American voters elected a new president and new Congress to determine America’s future. Meanwhile, Guam and the other territories were mere bystanders to the election process. Even so, our future is inextricably tied to the election of Donald Trump as president, and the return of a Republican-controlled Congress. We had a presidential straw vote on Guam, and we elected a delegate to Congress, but of course our vote for president does not count, and our delegate has no vote. Decisions made at the nation’s highest level, though, continue to impact us locally.

Great uncertainty exists over whether President Trump will maintain security commitments to East Asia, particularly in face of rising tensions between Trump and China. Throughout the campaign, Trump has casually remarked about expanding the nuclear powers in the region including Japan and South Korea. Guam is America’s spear-point in the Asia-Pacific region, so these changes have implications not only for our island’s security, but also for the planned military buildup. If a Trump administration withdraws from security commitments in Asia, is this good or bad for the prospects of a fully realized military buildup on Guam?

We can be assured of a tax cut, whether or not the federal government with its $19 trillion in debt can afford it our not. On Guam, though, any changes to the federal tax code has an effect on GovGuam’s tax revenues and even on expenditures such as the annual $63 million unfunded federal mandate to provide for Earned Income Tax Credit, which is paid for by Guam taxpayers. In the last two years the local government’s budget has been slashed repeatedly to bring expenditures in line with realistic revenue estimates. What are the implications for education, health care and public safety if revenues decline further because of a tax cut?

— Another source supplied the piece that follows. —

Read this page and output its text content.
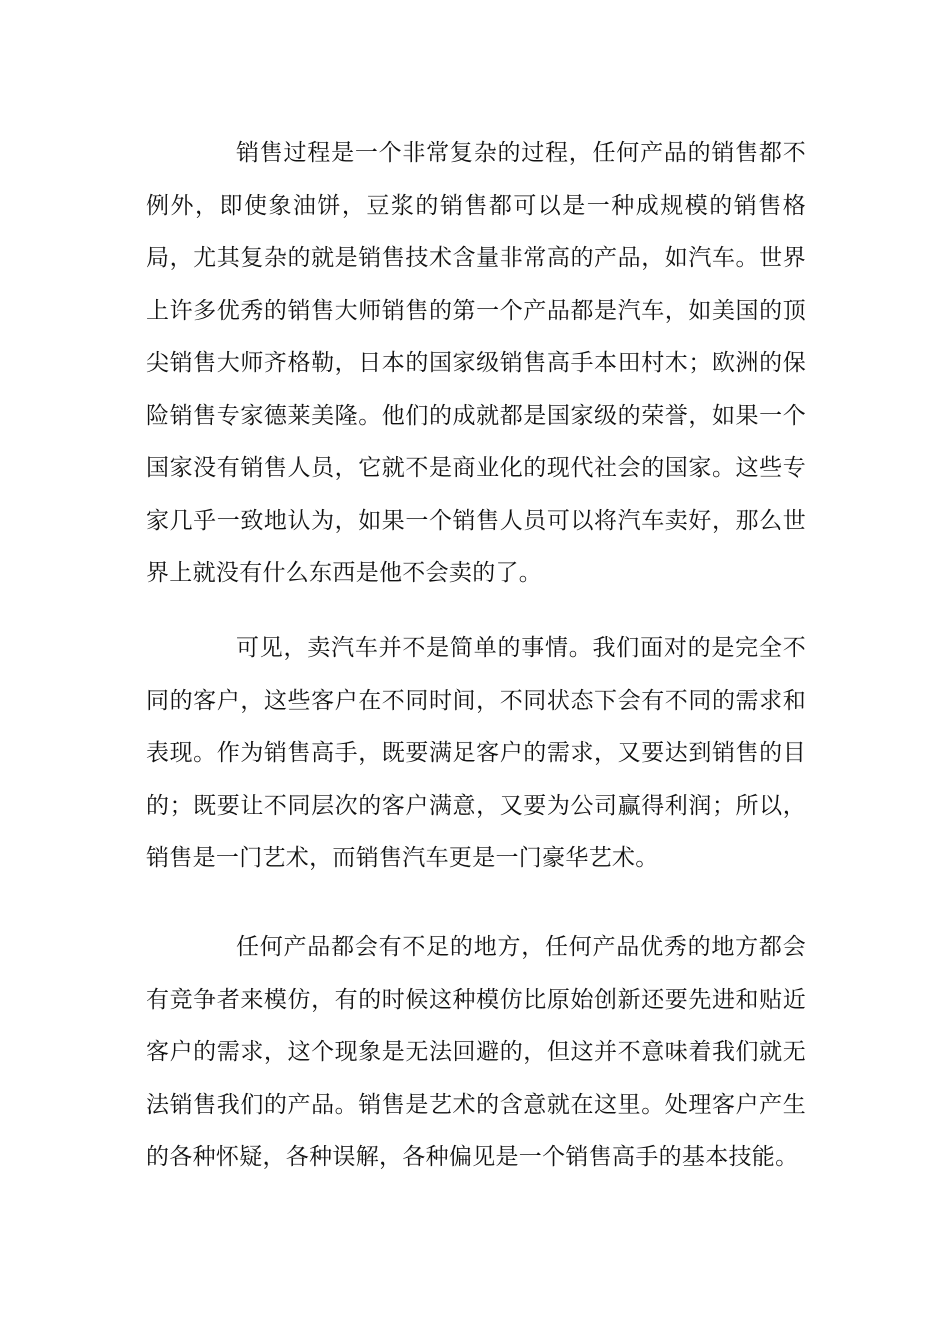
销售过程是一个非常复杂的过程，任何产品的销售都不例外，即使象油饼，豆浆的销售都可以是一种成规模的销售格局，尤其复杂的就是销售技术含量非常高的产品，如汽车。世界上许多优秀的销售大师销售的第一个产品都是汽车，如美国的顶尖销售大师齐格勒，日本的国家级销售高手本田村木；欧洲的保险销售专家德莱美隆。他们的成就都是国家级的荣誉，如果一个国家没有销售人员，它就不是商业化的现代社会的国家。这些专家几乎一致地认为，如果一个销售人员可以将汽车卖好，那么世界上就没有什么东西是他不会卖的了。

可见，卖汽车并不是简单的事情。我们面对的是完全不同的客户，这些客户在不同时间，不同状态下会有不同的需求和表现。作为销售高手，既要满足客户的需求，又要达到销售的目的；既要让不同层次的客户满意，又要为公司赢得利润；所以，销售是一门艺术，而销售汽车更是一门豪华艺术。

任何产品都会有不足的地方，任何产品优秀的地方都会有竞争者来模仿，有的时候这种模仿比原始创新还要先进和贴近客户的需求，这个现象是无法回避的，但这并不意味着我们就无法销售我们的产品。销售是艺术的含意就在这里。处理客户产生的各种怀疑，各种误解，各种偏见是一个销售高手的基本技能。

With Trump’s support, House Speaker Paul Ryan announced his plans to phase out Medicare and replace it with vouchers and private insurance. This is an idea that is bound to give pause to anyone currently on Medicare, or who will rely upon it when they retire. This also has serious implications for our island’s health care system that constantly struggles with so much of Guam’s population being uninsured or under-insured.

In the case of China, Trump has floated the idea of imposing tariffs as high as 45 percent on imports from China, raising fears among many experts of a trade war with China. Such a trade war would throw a major curveball to Guam’s plans to develop China as a major tourist market, and may lead to curbs on other federal policies that our tourism strategy is based on, such as the China visa-waiver program. Also given the inter-dependency of the global economy, a U.S.-China trade war would adversely affect America’s trading partners such as Japan, South Korea and Taiwan – the bulk of our existing major tourist markets. As we saw in the past, regional economic downturns such as the Asian financial crisis inevitably lead to plummeting tourism numbers for Guam. A tough anti-China trade stance may or may not help American manufacturing, but it certainly is likely to hurt Guam’s tourism economy.

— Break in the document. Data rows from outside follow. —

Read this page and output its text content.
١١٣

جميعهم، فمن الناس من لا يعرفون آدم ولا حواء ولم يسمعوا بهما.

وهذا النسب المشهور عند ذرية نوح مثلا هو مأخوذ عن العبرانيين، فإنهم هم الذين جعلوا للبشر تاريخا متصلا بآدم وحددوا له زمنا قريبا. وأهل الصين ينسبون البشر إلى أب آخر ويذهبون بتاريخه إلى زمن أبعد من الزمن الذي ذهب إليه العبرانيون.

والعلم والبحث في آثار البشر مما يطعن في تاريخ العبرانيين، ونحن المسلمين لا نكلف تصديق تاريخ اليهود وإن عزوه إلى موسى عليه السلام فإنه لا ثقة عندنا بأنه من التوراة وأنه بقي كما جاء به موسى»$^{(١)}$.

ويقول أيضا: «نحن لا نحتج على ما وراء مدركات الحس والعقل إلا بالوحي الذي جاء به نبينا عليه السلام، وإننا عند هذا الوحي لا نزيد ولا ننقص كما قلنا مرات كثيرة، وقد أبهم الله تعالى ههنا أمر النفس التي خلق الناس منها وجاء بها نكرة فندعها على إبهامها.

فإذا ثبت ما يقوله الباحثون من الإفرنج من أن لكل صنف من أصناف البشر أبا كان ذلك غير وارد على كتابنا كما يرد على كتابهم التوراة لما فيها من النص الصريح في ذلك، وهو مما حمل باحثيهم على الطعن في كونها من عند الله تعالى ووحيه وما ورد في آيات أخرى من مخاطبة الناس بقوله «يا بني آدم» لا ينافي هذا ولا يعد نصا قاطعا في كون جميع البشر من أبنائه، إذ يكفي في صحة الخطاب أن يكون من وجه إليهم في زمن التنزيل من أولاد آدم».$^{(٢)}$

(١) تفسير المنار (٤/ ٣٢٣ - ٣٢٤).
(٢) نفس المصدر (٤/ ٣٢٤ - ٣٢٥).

Pacific islanders have always been the most sensitive to climate change because we are often the first to deal with its consequences, such as increasing shoreline erosion and coral bleaching. An incoming Trump administration, however, is on course to cancel the landmark Paris Agreement for climate change mitigation, abolish federal spending on climate change, dismantle major elements of the USEPA and place climate change deniers in charge of environmental policy. These are just a few of the important issues before us. What continues to be troubling for us islanders is that the answers to these questions rest solely on a president we did not elect, and a Congress we have no vote in.